Only the inflow of remittances has been treated as the major source of foreign currency reserves after export income.

But the inflow of remittance growth in the first five months, July to November, of the current FY24 is a paltry 0.24 per cent as the country received $8.8 billion, compared to $8.7 billion during the same period of FY23.

Masrur Reaz, chief executive officer of the Policy Exchange of Bangladesh, said that the shortage of dollars and the depreciation of local currency by 26.1 per cent alone in FY23, the biggest in 46 years, unleashed double blows on the macro-economy.

As a result, pressure on debt repayment will grow further in the next year, he said, adding that there is no scope to take the matter lightly.

Bangladesh has never failed to repay any foreign creditors in its 52 years of existence.
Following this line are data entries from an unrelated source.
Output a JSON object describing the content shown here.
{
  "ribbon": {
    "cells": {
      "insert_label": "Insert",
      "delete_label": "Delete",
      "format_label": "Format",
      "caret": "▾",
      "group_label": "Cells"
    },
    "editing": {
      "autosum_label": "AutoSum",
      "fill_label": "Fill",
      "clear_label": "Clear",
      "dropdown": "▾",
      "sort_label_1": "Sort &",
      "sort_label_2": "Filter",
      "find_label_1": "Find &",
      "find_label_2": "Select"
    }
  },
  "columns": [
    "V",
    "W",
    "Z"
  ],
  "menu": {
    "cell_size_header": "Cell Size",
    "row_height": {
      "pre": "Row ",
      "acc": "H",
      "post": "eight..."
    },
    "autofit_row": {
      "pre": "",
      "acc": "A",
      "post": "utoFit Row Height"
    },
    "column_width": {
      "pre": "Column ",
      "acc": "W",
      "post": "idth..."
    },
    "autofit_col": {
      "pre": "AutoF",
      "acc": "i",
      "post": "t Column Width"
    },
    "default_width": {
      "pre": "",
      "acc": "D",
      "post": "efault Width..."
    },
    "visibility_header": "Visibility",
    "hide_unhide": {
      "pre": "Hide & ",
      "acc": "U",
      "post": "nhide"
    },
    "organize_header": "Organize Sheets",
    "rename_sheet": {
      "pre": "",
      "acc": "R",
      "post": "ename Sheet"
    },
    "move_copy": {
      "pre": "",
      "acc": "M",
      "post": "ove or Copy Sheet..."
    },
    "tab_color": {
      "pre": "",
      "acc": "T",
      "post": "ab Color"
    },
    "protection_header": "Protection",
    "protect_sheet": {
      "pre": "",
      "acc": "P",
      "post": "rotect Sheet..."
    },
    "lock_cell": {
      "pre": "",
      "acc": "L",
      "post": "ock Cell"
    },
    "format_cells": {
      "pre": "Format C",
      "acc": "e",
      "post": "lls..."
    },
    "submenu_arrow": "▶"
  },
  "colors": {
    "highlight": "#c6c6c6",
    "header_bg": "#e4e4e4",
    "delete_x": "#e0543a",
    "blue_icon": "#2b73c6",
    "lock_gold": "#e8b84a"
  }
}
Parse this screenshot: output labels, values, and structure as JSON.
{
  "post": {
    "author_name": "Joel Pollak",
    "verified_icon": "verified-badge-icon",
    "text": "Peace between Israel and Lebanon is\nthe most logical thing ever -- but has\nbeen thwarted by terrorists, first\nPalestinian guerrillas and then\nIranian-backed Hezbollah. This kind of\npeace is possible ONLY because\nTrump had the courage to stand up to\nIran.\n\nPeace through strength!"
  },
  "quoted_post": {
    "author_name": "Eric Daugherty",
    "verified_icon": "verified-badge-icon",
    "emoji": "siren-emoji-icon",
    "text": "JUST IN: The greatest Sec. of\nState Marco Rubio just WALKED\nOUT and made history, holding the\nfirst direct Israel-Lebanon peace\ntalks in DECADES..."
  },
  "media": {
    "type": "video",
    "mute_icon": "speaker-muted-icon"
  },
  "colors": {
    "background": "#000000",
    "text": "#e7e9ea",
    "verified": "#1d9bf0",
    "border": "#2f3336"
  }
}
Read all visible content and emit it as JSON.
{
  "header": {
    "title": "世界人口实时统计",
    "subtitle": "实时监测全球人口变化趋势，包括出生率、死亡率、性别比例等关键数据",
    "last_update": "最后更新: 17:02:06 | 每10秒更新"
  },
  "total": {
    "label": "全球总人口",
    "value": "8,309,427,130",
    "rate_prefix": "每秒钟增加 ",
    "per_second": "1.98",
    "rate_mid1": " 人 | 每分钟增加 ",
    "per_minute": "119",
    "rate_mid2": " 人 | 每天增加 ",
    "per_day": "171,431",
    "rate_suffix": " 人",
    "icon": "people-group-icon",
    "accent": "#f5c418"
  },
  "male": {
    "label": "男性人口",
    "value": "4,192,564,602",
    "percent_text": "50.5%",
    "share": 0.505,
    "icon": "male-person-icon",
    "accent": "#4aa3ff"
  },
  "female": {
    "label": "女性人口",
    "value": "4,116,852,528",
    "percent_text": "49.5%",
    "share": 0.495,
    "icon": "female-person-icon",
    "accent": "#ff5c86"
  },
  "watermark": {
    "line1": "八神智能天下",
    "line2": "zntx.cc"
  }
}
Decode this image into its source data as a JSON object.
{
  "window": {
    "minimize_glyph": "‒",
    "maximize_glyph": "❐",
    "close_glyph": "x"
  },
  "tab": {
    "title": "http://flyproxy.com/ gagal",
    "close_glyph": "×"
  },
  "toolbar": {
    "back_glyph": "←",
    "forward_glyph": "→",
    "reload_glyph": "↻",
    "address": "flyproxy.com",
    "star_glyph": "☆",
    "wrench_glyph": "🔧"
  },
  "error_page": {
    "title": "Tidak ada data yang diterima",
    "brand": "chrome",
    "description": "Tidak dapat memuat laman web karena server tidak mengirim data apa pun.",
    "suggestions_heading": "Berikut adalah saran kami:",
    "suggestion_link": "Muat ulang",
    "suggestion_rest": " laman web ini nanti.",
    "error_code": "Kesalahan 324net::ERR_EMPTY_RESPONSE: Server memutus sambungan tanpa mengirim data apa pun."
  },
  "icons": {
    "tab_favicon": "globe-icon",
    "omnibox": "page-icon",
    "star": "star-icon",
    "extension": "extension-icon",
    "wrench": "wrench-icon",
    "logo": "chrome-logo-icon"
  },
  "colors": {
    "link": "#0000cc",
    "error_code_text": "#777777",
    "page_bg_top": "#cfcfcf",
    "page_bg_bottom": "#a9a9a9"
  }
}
Planning minister MA Mannan said that the present government would do everything to maintain the unique record.

Referring to the recently released ‘Debt Sustainability Report on Bangladesh’ by the International Monetary Fund, the planning minister said that the risk of external debt distress was very low.

‘Still, we have to be very cautious,’ he said.

Commenting on the deterioration of the macro-economy amid repeated calls for improving labour rights by Westerners, the planning minister hoped that the situation would improve after the next general election.

The present government is also under pressure from Westerners to hold the next general election free and fair.

The Westerners have already threatened the imposition of some restrictions in the event of an unacceptable election, which, according to economists, may complicate the current economic woes.

Former World Bank Dhaka office chief economist Zahid Hussain said that the country’s economic integration with Western countries has increased manifold over the decades.

The country’s $52.08 billion worth of exports in 2021–22 were mainly shipped out to countries on both sides of the Atlantic, with the US, Germany, the UK, France, Spain, and Italy accounting for almost 43 per cent. Zahid Hussain said the growing integration had brought challenges for the country’s policymakers to deal with foreign policies carefully so that those did not affect the economy amid changes in global geopolitics.

The economists also said the government should immediately take steps to restructure large loans to be matured in the next two years.

There is no harm or shame in debt restructuring, as many countries do so, said Masrur Reaz.

Economists said the government should launch a study to determine whether the current debt-laden development projects should be continued or the unnecessary, costly projects should be discarded.

Besides, they also asked the government to increase revenue mobilisation to strengthen debt repayment capacity.